I want to generate tokens and keys that are random strings. What is the acceptable method to generate them?

Is generating two UUIDs via standard library functions and concatenating them acceptable?

Answer 1

Computers (without special hardware) can only generate pseudo random data. After a while, all speudo-random number generators will start to repeat themselves. The amount of data it can generate before repeating itself is called the period.

A very popular pseudo-random number (also used in Python in the random module) generator is the Mersenne Twister.
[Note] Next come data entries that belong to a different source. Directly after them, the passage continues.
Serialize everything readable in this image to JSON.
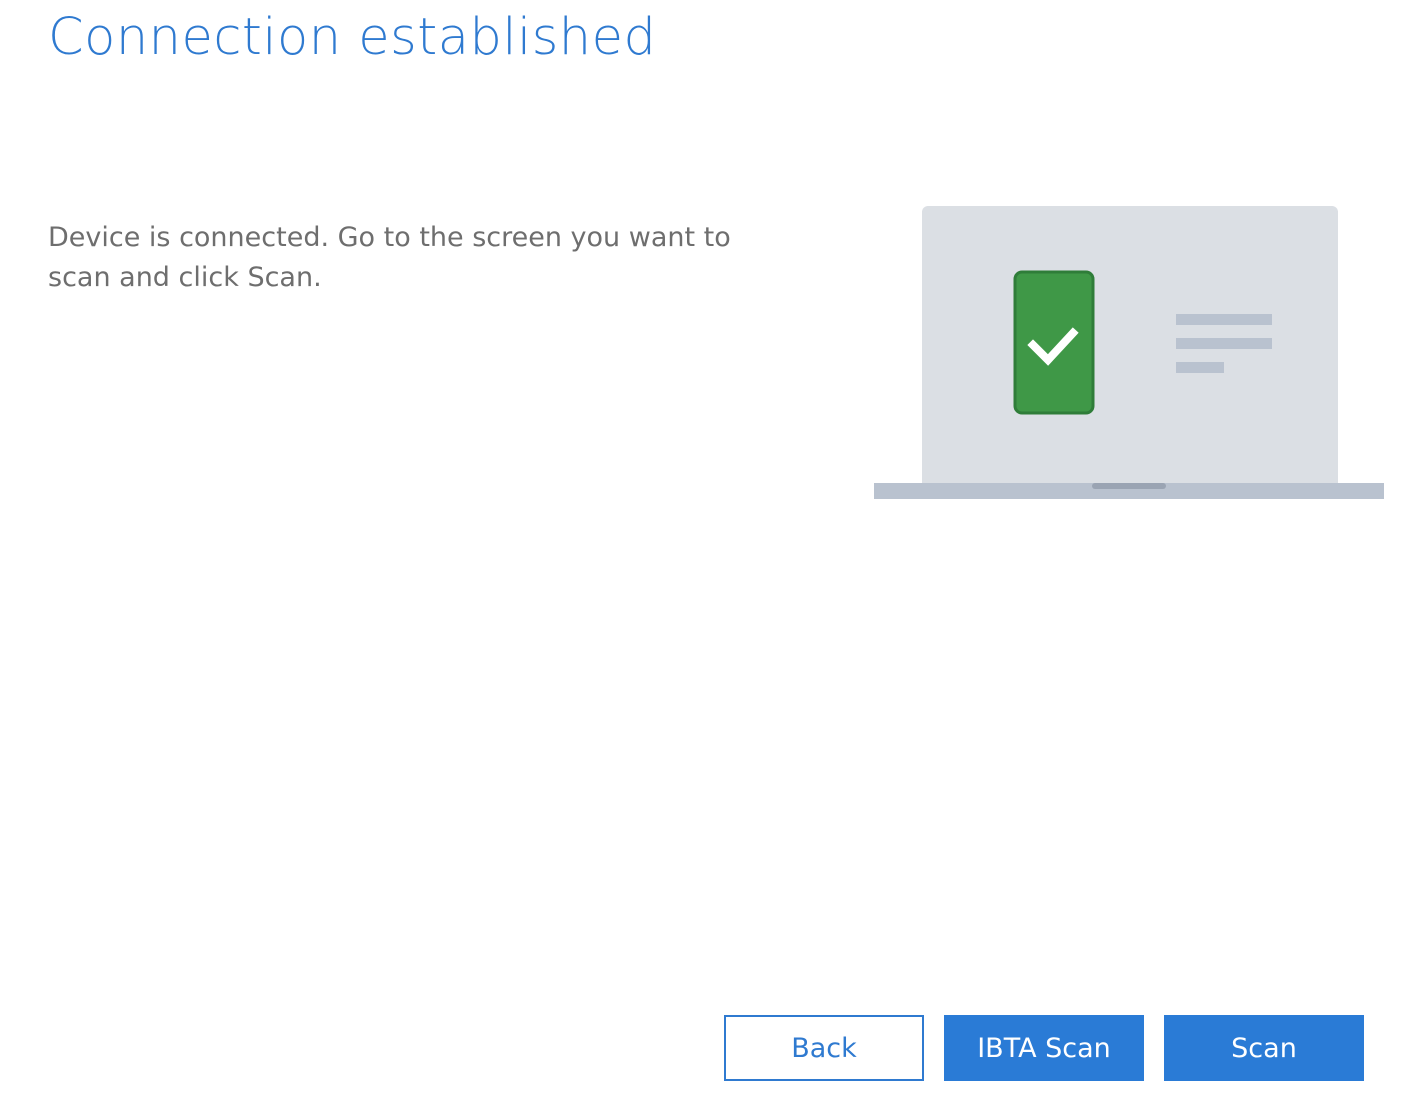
{
  "header": {
    "title": "Connection established"
  },
  "main": {
    "description": "Device is connected. Go to the screen you want to scan and click Scan."
  },
  "illustration": {
    "icons": [
      "laptop-icon",
      "phone-icon",
      "checkmark-icon"
    ],
    "colors": {
      "laptop_screen": "#dbdfe4",
      "laptop_base": "#b9c2cf",
      "phone_body": "#3f9847",
      "phone_border": "#2f7d39",
      "check": "#ffffff",
      "text_lines": "#b9c2cf"
    }
  },
  "footer": {
    "back_label": "Back",
    "ibta_scan_label": "IBTA Scan",
    "scan_label": "Scan"
  },
  "colors": {
    "accent": "#2a7bd6",
    "title": "#2f7ad0",
    "body_text": "#6e6e6e"
  }
}
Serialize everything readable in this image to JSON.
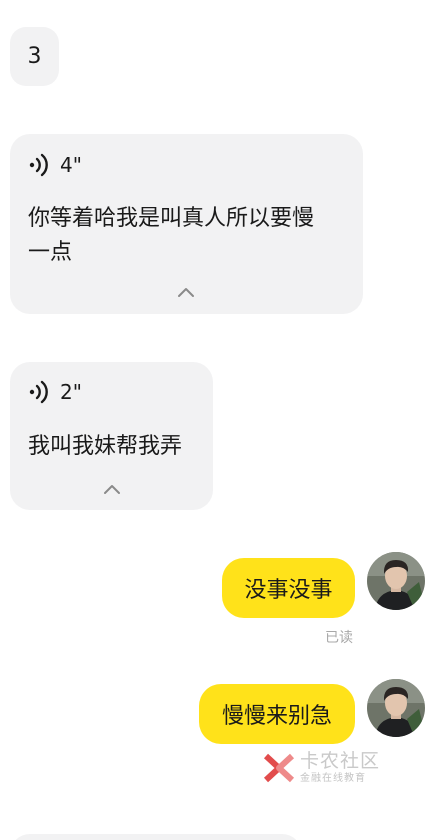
{
  "messages": {
    "m1": {
      "text": "3"
    },
    "m2": {
      "duration": "4\"",
      "transcript_line1": "你等着哈我是叫真人所以要慢",
      "transcript_line2": "一点"
    },
    "m3": {
      "duration": "2\"",
      "transcript": "我叫我妹帮我弄"
    },
    "m4": {
      "text": "没事没事",
      "status": "已读"
    },
    "m5": {
      "text": "慢慢来别急"
    }
  },
  "watermark": {
    "title": "卡农社区",
    "subtitle": "金融在线教育"
  },
  "colors": {
    "incoming_bubble": "#f2f2f3",
    "outgoing_bubble": "#ffe21a",
    "read_status": "#a8a8a8",
    "watermark_red": "#e24c4c"
  },
  "icons": {
    "voice": "voice-wave-icon",
    "expand": "chevron-up-icon"
  }
}
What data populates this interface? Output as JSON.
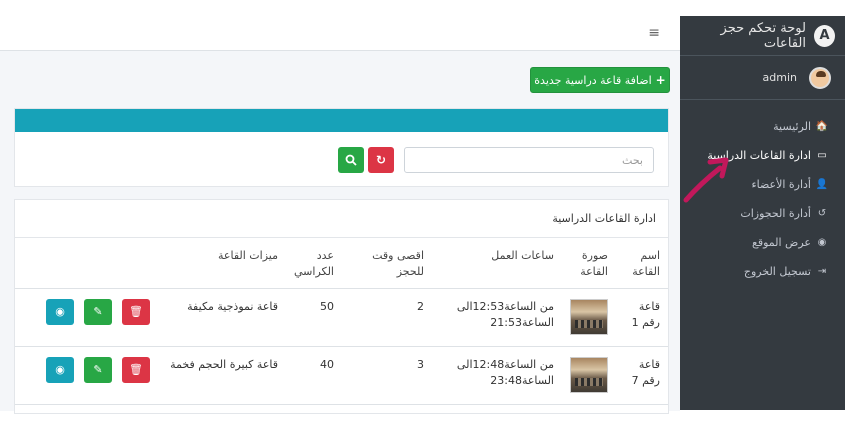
{
  "sidebar": {
    "brand_title": "لوحة تحكم حجز القاعات",
    "user_name": "admin",
    "items": [
      {
        "label": "الرئيسية",
        "icon": "home-icon",
        "glyph": "🏠"
      },
      {
        "label": "ادارة القاعات الدراسية",
        "icon": "chalkboard-icon",
        "glyph": "▭"
      },
      {
        "label": "أدارة الأعضاء",
        "icon": "user-icon",
        "glyph": "👤"
      },
      {
        "label": "أدارة الحجوزات",
        "icon": "history-icon",
        "glyph": "↺"
      },
      {
        "label": "عرض الموقع",
        "icon": "eye-icon",
        "glyph": "◉"
      },
      {
        "label": "تسجيل الخروج",
        "icon": "sign-out-icon",
        "glyph": "⇥"
      }
    ]
  },
  "topbar": {
    "menu_glyph": "≡"
  },
  "toolbar": {
    "add_label": "اضافة قاعة دراسية جديدة",
    "add_glyph": "+"
  },
  "search": {
    "placeholder": "بحث",
    "value": ""
  },
  "table": {
    "title": "ادارة القاعات الدراسية",
    "headers": {
      "name": "اسم القاعة",
      "image": "صورة القاعة",
      "hours": "ساعات العمل",
      "max_time": "اقصى وقت للحجز",
      "seats": "عدد الكراسي",
      "features": "ميزات القاعة"
    },
    "rows": [
      {
        "name": "قاعة رقم 1",
        "hours": "من الساعة12:53الى الساعة21:53",
        "max_time": "2",
        "seats": "50",
        "features": "قاعة نموذجية مكيفة"
      },
      {
        "name": "قاعة رقم 7",
        "hours": "من الساعة12:48الى الساعة23:48",
        "max_time": "3",
        "seats": "40",
        "features": "قاعة كبيرة الحجم فخمة"
      }
    ]
  },
  "colors": {
    "sidebar_bg": "#343a40",
    "success": "#28a745",
    "danger": "#dc3545",
    "info": "#17a2b8",
    "annotation_arrow": "#c2185b"
  }
}
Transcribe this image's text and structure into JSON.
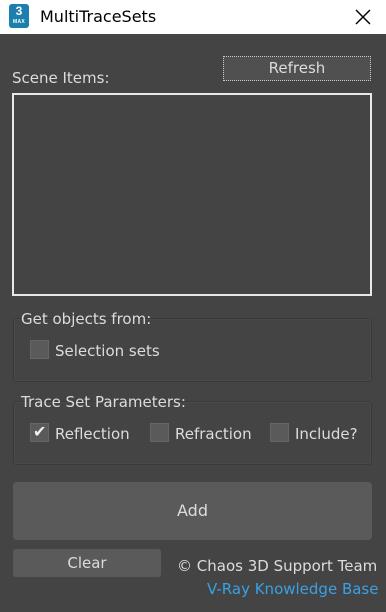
{
  "window": {
    "title": "MultiTraceSets",
    "app_icon_number": "3",
    "app_icon_text": "MAX"
  },
  "scene": {
    "label": "Scene Items:",
    "refresh_label": "Refresh",
    "items": []
  },
  "get_objects": {
    "group_label": "Get objects from:",
    "selection_sets_label": "Selection sets",
    "selection_sets_checked": false
  },
  "trace_params": {
    "group_label": "Trace Set Parameters:",
    "reflection_label": "Reflection",
    "reflection_checked": true,
    "refraction_label": "Refraction",
    "refraction_checked": false,
    "include_label": "Include?",
    "include_checked": false
  },
  "actions": {
    "add_label": "Add",
    "clear_label": "Clear"
  },
  "footer": {
    "credit": "© Chaos 3D Support Team",
    "kb_link": "V-Ray Knowledge Base"
  },
  "colors": {
    "background": "#444444",
    "link": "#3aa0e6",
    "app_icon": "#1d7fae"
  }
}
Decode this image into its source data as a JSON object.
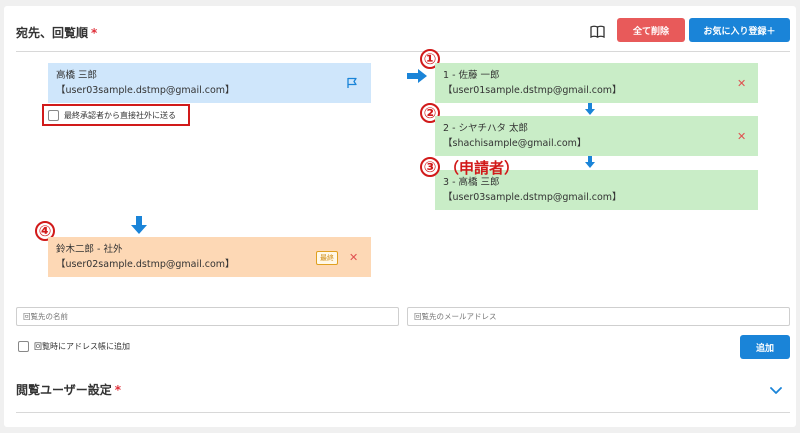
{
  "header": {
    "title": "宛先、回覧順",
    "required_mark": "*",
    "delete_all_label": "全て削除",
    "register_favorite_label": "お気に入り登録＋"
  },
  "left_card": {
    "name": "高橋 三郎",
    "email": "【user03sample.dstmp@gmail.com】"
  },
  "direct_send_checkbox": {
    "label": "最終承認者から直接社外に送る",
    "checked": false
  },
  "route": [
    {
      "marker": "①",
      "name": "1 - 佐藤 一郎",
      "email": "【user01sample.dstmp@gmail.com】"
    },
    {
      "marker": "②",
      "name": "2 - シヤチハタ 太郎",
      "email": "【shachisample@gmail.com】"
    },
    {
      "marker": "③",
      "name": "3 - 高橋 三郎",
      "email": "【user03sample.dstmp@gmail.com】",
      "note": "（申請者）"
    }
  ],
  "final_recipient": {
    "marker": "④",
    "name": "鈴木二郎 - 社外",
    "email": "【user02sample.dstmp@gmail.com】",
    "badge": "最終"
  },
  "add_form": {
    "name_placeholder": "回覧先の名前",
    "email_placeholder": "回覧先のメールアドレス",
    "address_book_label": "回覧時にアドレス帳に追加",
    "add_label": "追加"
  },
  "viewer_section": {
    "title": "閲覧ユーザー設定",
    "required_mark": "*"
  },
  "colors": {
    "accent_blue": "#1a84d8",
    "danger_red": "#e85a5a",
    "annotation_red": "#d11a1a",
    "card_blue": "#cfe6fb",
    "card_green": "#c9edc7",
    "card_orange": "#fdd8b5"
  },
  "icons": {
    "book": "book-icon",
    "flag": "flag-icon",
    "remove": "close-icon",
    "arrow_right": "arrow-right-icon",
    "arrow_down": "arrow-down-icon",
    "chevron": "chevron-down-icon"
  }
}
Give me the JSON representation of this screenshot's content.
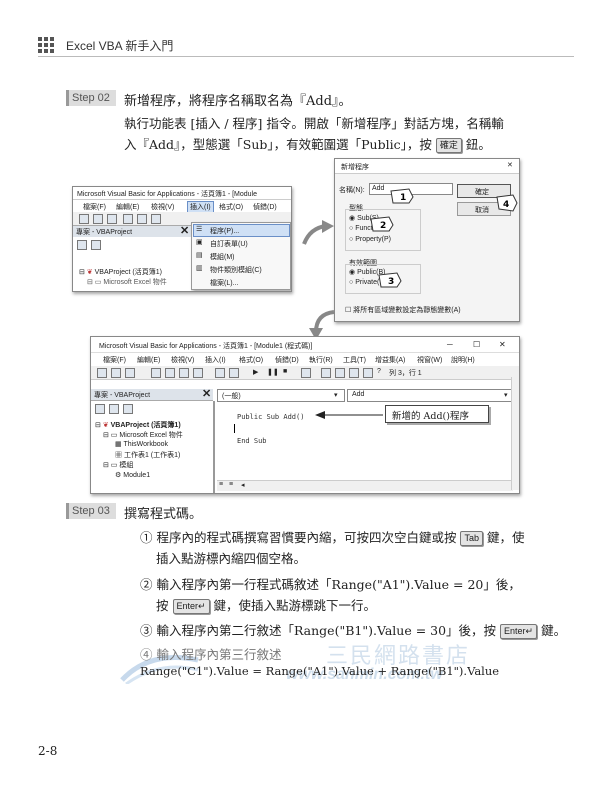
{
  "header": {
    "title": "Excel VBA 新手入門"
  },
  "step02": {
    "tag": "Step 02",
    "line1": "新增程序，將程序名稱取名為『Add』。",
    "line2": "執行功能表 [插入 / 程序] 指令。開啟「新增程序」對話方塊，名稱輸",
    "line3a": "入『Add』，型態選「Sub」，有效範圍選「Public」，按",
    "ok_key": "確定",
    "line3b": "鈕。"
  },
  "vbe_small": {
    "title": "Microsoft Visual Basic for Applications - 活頁簿1 - [Module",
    "menu": [
      "檔案(F)",
      "編輯(E)",
      "檢視(V)",
      "插入(I)",
      "格式(O)",
      "偵錯(D)"
    ],
    "project_title": "專案 - VBAProject",
    "tree": [
      "VBAProject (活頁簿1)",
      "Microsoft Excel 物件"
    ],
    "insert_menu": [
      "程序(P)...",
      "自訂表單(U)",
      "模組(M)",
      "物件類別模組(C)",
      "檔案(L)..."
    ]
  },
  "dialog": {
    "title": "新增程序",
    "name_label": "名稱(N):",
    "name_value": "Add",
    "ok": "確定",
    "cancel": "取消",
    "type_label": "型態",
    "types": [
      "Sub(S)",
      "Function(F)",
      "Property(P)"
    ],
    "scope_label": "有效範圍",
    "scopes": [
      "Public(B)",
      "Private(V)"
    ],
    "static_check": "將所有區域變數設定為靜態變數(A)",
    "callouts": [
      "1",
      "2",
      "3",
      "4"
    ]
  },
  "vbe_large": {
    "title": "Microsoft Visual Basic for Applications - 活頁簿1 - [Module1 (程式碼)]",
    "window_controls": [
      "─",
      "☐",
      "✕"
    ],
    "menu": [
      "檔案(F)",
      "編輯(E)",
      "檢視(V)",
      "插入(I)",
      "格式(O)",
      "偵錯(D)",
      "執行(R)",
      "工具(T)",
      "增益集(A)",
      "視窗(W)",
      "說明(H)"
    ],
    "position": "列 3，行 1",
    "project_title": "專案 - VBAProject",
    "tree": [
      "VBAProject (活頁簿1)",
      "Microsoft Excel 物件",
      "ThisWorkbook",
      "工作表1 (工作表1)",
      "模組",
      "Module1"
    ],
    "combo_left": "(一般)",
    "combo_right": "Add",
    "code": [
      "Public Sub Add()",
      "",
      "End Sub"
    ],
    "annotation": "新增的 Add()程序"
  },
  "step03": {
    "tag": "Step 03",
    "title": "撰寫程式碼。",
    "item1a": "① 程序內的程式碼撰寫習慣要內縮，可按四次空白鍵或按",
    "tab_key": "Tab",
    "item1b": "鍵，使",
    "item1c": "插入點游標內縮四個空格。",
    "item2a": "② 輸入程序內第一行程式碼敘述「Range(\"A1\").Value = 20」後，",
    "item2b": "按",
    "enter_key": "Enter↵",
    "item2c": "鍵，使插入點游標跳下一行。",
    "item3a": "③ 輸入程序內第二行敘述「Range(\"B1\").Value = 30」後，按",
    "item3b": "鍵。",
    "item4": "④ 輸入程序內第三行敘述",
    "code4": "Range(\"C1\").Value = Range(\"A1\").Value + Range(\"B1\").Value"
  },
  "watermark": {
    "name": "三民網路書店",
    "url": "www.sanmin.com.tw"
  },
  "page_number": "2-8"
}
But it is deemed not suitable for cryptographic purposes, because it is fairly easy to predict the next iteration after observing only a relatively small number of iterates.

See the Wikipedia page on cryptographically secure pseudo-random number generators for a list of algorithms that seem suitable.

Operating systems like FreeBSD, OpenBSD and OS X use the Yarrow algorithm for their urandom devices. So on those systems using os.urandom might be OK, because it is well-regarded as being cryptographically secure.

Of course what you need to use depends to a large degree on how high your requirements are; how secure do you want it to be? In general I would advise you to use published and tested implementations of algorithms. Writing your own implementation is too easy to get wrong.

Edit: Computers can gather random data by watching e.g. the times at which interrupts arrive. This however does not supply a large amount of random data, and it is therefore often used to seed a PRNG.

Answer 2

os.urandom provides access to the operating systems random number generator

EDIT: If you are using linux and are very concerned about security, you should use /dev/random/ directly. This call will block until sufficient entropy is available.